Dennoch sind die Krankenkassen offenbar der Meinung, all dies könnte eine Haushaltshilfe leisten. Sie weigern sich, fachlich qualifizierte Arbeit angemessen zu bezahlen. Unser Caritasverband hat den Einsatz bei der Familie H. mit 28,80 Euro pro Stunde vergütet bekommen. Das reicht bei Weitem nicht, um die Kosten zu decken. Wir benötigen 45 Euro - und das ist immer noch weniger, als viele Handwerker berechnen, wenn sie das Dach reparieren oder die Heizung warten.
Kurzsichtige Krankenkassen
Wie kurzsichtig das Verhalten der Kassen ist, zeigt sich ebenfalls am Beispiel der Familie H. Denn was wäre passiert, wenn die Caritas-Familienpflege die Aufgabe nicht übernommen hätte? Ganz einfach: Die Mutter hätte nicht die Tagesklinik besuchen können, sondern stationär behandelt werden müssen. Und die Kinder? Sie hätten irgendwo untergebracht werden müssen. Einmal ganz abgesehen davon, dass die zeitweise Trennung sicher weder Melanie H. noch ihren beiden Jungs gutgetan hätte - es wäre auch viel, viel teurer geworden.
Dabei muss man wissen: Wir haben "Fälle" in der Familienpflege, die noch sehr viel schwieriger sind als das geschilderte Beispiel. Mütter, die unheilbar an Krebs erkrankt sind und im Sterben liegen. Kinder, die irgendwie damit zurechtkommen müssen. Familiensysteme, die in höchstem Maße belastet sind. Bei allem Respekt: Da hilft eine noch so wohlmeinende Haushaltshilfe nicht wirklich weiter. Da braucht es gut ausgebildete, kompetente und liebevolle Profis, um die Familie zu unterstützen. Niemand käme auf die Idee, einen Büroarbeiter in der Autowerkstatt die Bremsen reparieren zu lassen.

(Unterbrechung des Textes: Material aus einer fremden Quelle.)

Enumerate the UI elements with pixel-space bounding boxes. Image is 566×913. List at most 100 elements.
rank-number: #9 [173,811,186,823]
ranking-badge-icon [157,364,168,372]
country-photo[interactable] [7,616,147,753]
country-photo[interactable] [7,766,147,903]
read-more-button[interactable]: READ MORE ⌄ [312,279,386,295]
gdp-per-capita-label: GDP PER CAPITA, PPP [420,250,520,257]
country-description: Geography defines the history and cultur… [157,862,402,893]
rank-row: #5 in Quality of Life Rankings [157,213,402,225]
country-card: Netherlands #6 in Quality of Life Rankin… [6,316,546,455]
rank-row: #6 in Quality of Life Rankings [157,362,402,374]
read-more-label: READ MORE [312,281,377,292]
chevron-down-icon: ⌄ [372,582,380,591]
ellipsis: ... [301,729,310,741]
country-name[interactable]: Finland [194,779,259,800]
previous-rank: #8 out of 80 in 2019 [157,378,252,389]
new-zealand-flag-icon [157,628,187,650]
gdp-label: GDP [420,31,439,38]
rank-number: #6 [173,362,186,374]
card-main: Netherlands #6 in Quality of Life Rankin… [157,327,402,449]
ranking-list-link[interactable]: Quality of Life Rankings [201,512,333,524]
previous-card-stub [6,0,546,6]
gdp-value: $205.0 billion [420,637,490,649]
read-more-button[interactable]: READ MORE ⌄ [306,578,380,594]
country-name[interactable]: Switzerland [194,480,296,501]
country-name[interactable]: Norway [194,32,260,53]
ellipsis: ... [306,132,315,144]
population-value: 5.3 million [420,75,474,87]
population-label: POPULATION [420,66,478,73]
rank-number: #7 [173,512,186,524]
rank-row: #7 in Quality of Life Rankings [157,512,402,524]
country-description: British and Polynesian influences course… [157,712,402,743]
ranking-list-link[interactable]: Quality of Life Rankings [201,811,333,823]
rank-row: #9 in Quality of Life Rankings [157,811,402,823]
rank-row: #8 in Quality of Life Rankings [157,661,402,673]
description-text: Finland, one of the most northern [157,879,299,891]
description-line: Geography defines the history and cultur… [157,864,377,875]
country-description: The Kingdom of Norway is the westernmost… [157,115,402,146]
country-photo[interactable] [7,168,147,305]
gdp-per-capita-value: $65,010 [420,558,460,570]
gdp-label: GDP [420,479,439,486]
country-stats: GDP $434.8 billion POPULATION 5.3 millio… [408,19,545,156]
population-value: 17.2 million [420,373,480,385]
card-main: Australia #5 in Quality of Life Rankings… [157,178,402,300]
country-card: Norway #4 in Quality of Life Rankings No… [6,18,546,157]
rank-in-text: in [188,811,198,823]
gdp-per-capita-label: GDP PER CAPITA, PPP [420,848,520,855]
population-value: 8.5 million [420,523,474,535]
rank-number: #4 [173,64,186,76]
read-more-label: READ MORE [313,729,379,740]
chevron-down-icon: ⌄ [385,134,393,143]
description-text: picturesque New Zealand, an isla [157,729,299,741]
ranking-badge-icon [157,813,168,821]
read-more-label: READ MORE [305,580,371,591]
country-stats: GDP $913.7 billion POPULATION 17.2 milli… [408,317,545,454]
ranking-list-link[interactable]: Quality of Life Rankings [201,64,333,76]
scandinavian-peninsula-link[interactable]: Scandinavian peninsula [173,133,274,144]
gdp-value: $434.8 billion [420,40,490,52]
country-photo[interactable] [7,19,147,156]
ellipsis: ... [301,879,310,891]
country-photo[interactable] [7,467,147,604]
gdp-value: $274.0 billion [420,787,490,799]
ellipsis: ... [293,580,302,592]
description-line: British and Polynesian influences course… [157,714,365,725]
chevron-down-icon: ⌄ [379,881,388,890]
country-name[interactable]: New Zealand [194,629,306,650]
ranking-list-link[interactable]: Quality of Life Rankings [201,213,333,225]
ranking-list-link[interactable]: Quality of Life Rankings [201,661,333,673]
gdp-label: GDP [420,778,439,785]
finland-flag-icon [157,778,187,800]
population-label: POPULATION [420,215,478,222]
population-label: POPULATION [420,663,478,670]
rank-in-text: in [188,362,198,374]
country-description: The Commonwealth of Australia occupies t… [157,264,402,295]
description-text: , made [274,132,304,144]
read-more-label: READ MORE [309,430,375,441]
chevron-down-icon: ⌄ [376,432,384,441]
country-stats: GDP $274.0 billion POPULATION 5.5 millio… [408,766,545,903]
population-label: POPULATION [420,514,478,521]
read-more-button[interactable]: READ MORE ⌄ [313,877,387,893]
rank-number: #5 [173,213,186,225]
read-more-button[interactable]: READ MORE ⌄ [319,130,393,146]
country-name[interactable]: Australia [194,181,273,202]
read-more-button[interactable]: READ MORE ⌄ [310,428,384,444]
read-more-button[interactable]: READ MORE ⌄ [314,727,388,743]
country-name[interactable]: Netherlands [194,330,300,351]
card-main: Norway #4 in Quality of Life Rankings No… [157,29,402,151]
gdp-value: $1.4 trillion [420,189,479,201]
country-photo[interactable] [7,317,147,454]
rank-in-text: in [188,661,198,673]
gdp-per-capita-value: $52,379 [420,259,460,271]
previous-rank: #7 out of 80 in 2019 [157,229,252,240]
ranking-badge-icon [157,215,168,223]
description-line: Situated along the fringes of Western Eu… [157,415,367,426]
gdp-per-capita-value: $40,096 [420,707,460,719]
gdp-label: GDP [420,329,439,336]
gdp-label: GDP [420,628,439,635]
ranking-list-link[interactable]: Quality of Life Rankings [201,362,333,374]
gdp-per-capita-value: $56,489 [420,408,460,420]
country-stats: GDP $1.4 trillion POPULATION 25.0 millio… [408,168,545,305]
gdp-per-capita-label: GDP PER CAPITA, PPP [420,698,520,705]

Familienpflege ist uns als Caritas wichtig. Weil in der Familie die Grundlagen fürs Leben gelegt werden und weil wir dazu beitragen wollen, dass Familien es so gut wie möglich haben. Ja, Familienpflege gehört zur DNA von Caritas - auch in unserem Caritasverband Region Mönchengladbach.
Fünfstellige Defizite
Aber wahr ist auch: Unser Engagement hat Grenzen. Wir können nicht endlos finanzielle Defizite tragen, die bei uns in Mönchengladbach im mittleren fünfstelligen Bereich liegen. Viele regionale Caritasverbände haben die Familienpflege aus diesem Grund bereits aufgegeben. Auch wir in Mönchengladbach können den Dienst nur mit großer Mühe aufrechterhalten.
Krankenkassen, Politik, letztlich die Gesellschaft müssen sich entscheiden: Was sind ihnen Familien in Not wert? Welchen Stellenwert messen sie schwer belasteten Familien in diesem Land zu? Welche Unterstützung wollen sie ihnen zukommen lassen?